Responsive Neurostimulator Parameter Limitations and Adverse Effects Among Patients with Electrodes in Eloquent Cortex
Abstract number :
3.444
Submission category :
9. Surgery / 9A. Adult
Year :
2024
Submission ID :
178
Source :
www.aesnet.org
Presentation date :
12/9/2024 12:00:00 AM
Published date :
Authors :
Presenting Author: Anna Volski, MD – Thomas Jefferson University
Juan Luis Alcala-Zermeno, MD – Columbia University
Christopher Skidmore, MD – Thomas Jefferson University
Scott Mintzer, MD – Thomas Jefferson University
Chengyuan Wu, MD MSBmE – Department of Neurological Surgery, Thomas Jefferson University Hospital
Michael Sperling, MD – Thomas Jefferson University, Philadelphia, Pennsylvania, USA.
Maromi Nei, MD – Thomas Jefferson University
Rationale: Responsive neurostimulation (RNS) reduces seizure frequency in patients with refractory focal epilepsy. There is limited data in the literature regarding RNS treatment in eloquent cortex, defined as primary motor, sensory, visual, and language areas. This study evaluates if RNS stimulation parameters are limited in patients with electrodes in eloquent cortex due to adverse effects compared to patients with electrodes in non-eloquent areas and if such limitation results in lower seizure frequency reduction.
Methods: This is a retrospective analysis of adult patients with medically refractory focal epilepsy who underwent RNS placement between 2007-2023 at the Jefferson Comprehensive Epilepsy Center. Stimulation parameters, quality of life, and presence of adverse effects were evaluated at 3 months, 6 months, 1 year, 2 years, 5 years, and final visits. Baseline and last follow-up monthly seizure frequency was calculated using the preceding 3 months if patients had ≥ 1 seizure/month, and using the preceding 12 months if they had < 1 seizure/month.
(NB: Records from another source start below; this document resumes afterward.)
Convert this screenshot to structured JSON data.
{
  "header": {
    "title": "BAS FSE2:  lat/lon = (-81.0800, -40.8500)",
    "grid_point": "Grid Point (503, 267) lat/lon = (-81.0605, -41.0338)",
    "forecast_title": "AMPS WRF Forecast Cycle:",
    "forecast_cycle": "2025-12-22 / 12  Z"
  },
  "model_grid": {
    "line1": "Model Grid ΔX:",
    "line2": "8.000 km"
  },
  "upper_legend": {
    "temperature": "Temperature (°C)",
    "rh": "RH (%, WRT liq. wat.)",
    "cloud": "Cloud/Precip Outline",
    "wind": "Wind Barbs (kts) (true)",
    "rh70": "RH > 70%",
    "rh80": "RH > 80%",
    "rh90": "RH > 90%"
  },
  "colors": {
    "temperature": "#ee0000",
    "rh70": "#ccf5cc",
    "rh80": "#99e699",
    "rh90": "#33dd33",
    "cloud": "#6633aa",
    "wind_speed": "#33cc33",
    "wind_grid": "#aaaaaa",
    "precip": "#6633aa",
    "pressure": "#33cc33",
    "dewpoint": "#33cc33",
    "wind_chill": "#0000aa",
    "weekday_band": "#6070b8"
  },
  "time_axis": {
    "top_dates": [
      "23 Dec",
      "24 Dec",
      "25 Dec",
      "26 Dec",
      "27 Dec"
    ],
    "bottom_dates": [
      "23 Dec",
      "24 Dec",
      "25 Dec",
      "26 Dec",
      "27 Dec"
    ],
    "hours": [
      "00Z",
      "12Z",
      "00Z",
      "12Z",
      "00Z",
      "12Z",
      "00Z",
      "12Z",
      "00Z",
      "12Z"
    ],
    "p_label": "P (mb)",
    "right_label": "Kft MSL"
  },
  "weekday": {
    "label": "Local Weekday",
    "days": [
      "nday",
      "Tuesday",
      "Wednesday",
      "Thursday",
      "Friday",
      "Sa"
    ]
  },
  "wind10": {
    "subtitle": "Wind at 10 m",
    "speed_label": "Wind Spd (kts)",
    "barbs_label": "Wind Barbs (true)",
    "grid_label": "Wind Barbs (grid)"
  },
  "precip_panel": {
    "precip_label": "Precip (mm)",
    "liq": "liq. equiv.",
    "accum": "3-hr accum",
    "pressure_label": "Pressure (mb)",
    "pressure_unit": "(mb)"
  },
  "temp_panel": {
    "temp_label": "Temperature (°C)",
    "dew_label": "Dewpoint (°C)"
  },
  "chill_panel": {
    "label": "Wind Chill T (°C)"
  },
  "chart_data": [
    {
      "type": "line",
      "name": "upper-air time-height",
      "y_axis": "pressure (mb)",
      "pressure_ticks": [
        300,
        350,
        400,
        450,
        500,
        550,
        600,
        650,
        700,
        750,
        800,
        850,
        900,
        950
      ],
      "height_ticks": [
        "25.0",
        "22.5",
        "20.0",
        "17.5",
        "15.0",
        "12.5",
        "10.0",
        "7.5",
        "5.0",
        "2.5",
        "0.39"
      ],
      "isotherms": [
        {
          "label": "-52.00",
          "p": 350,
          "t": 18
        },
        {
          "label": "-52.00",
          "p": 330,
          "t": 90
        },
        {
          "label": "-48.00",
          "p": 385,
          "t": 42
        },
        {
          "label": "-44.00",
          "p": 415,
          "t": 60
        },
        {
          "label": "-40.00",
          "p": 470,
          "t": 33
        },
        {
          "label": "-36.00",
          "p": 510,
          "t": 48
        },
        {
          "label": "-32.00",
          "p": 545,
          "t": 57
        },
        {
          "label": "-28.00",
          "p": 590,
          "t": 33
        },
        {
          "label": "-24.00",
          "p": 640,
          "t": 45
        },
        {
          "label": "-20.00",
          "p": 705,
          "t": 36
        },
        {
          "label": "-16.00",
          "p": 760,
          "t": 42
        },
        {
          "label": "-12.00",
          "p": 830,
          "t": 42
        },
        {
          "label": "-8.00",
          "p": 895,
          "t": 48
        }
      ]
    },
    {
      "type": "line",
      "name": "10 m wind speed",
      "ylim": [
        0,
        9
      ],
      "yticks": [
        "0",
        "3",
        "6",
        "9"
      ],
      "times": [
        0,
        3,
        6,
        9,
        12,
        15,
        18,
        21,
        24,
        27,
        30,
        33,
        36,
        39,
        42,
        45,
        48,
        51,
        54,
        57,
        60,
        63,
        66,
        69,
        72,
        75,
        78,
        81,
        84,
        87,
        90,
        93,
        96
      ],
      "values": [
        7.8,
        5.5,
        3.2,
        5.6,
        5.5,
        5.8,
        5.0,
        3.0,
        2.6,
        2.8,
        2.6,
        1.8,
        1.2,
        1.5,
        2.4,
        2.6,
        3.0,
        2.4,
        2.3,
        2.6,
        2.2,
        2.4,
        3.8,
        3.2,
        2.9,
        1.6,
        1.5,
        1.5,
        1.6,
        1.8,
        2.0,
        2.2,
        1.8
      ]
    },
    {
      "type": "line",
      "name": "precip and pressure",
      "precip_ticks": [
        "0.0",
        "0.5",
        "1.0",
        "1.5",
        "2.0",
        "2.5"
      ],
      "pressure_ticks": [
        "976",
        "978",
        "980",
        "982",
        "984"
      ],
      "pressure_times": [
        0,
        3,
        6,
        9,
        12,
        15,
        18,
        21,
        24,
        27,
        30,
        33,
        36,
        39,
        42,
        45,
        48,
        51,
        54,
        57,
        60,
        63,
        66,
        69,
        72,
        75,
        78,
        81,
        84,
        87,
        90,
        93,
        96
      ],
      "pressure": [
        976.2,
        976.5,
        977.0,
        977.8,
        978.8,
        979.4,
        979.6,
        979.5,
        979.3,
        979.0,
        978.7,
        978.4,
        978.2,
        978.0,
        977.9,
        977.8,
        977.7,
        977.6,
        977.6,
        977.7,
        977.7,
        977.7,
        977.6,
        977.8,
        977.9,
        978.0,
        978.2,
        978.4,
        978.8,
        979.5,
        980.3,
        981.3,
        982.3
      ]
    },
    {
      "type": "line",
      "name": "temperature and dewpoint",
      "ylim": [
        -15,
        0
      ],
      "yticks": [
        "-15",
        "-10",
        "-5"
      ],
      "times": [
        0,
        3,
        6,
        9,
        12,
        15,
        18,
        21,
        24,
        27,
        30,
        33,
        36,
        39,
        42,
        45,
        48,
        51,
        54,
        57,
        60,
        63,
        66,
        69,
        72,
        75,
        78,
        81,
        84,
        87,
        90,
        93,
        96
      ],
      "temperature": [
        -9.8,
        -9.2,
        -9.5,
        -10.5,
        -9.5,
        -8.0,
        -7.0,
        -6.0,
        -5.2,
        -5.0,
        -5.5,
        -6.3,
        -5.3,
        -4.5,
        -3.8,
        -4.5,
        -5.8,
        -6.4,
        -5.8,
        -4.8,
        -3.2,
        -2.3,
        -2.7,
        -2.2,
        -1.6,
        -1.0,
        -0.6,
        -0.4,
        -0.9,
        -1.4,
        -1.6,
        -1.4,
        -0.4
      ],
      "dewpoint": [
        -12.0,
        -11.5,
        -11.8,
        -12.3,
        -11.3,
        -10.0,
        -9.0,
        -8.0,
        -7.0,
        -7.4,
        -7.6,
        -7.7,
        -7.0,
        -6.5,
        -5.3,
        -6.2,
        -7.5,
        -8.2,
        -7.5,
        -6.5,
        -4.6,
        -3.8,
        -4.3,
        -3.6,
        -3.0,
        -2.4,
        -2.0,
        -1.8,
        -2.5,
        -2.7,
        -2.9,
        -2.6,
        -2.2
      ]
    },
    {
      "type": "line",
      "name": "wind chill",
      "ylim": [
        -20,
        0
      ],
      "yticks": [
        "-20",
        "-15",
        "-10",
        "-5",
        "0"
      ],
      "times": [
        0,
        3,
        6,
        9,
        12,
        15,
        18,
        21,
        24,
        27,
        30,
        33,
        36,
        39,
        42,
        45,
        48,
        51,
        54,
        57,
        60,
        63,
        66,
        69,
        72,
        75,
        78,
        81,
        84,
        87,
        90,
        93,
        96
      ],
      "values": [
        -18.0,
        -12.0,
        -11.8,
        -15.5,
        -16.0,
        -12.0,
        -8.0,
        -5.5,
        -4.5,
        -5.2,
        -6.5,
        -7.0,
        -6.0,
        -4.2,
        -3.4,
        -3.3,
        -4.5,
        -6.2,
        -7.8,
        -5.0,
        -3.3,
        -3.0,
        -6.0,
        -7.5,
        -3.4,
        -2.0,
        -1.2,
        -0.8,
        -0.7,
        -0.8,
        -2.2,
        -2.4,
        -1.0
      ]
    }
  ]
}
Focal to bilateral tonic-clonic seizures, focal seizures with impaired awareness, and focal aware seizures that patients considered disabling were included. Seizure frequency reduction, maximum charge density, and quality of life were compared between patients with RNS leads in eloquent cortex and those with electrodes in other areas. GraphPad Prism was used for statistical analysis.
Results: Fifteen patients with stimulation of eloquent cortex and 33 patients with stimulation of non-eloquent cortex were included. Significant differences between the two groups were noted in age at RNS placement, stimulated lobe, epilepsy surgery history, treatment duration, and baseline seizure frequency (Table 1). When comparing patients with eloquent cortex stimulation to those with non-eloquent cortex stimulation, there was no significant difference in seizure frequency reduction or quality-of-life change. Maximum charge density was significantly different between the two groups (p=0.045, Table 2). Two patients with eloquent cortex stimulation (frontal, occipital lobe) had side effects attributed to device stimulation (motor, visual effects respectively) which limited current. Despite limitations, these two patients still experienced a 41% and 52% total seizure frequency reduction, respectively.
Conclusions: RNS is an effective and well tolerated treatment for refractory focal epilepsy in eloquent cortex. Adverse effects directly limiting stimulation parameters are infrequent and should be managed according to individual need.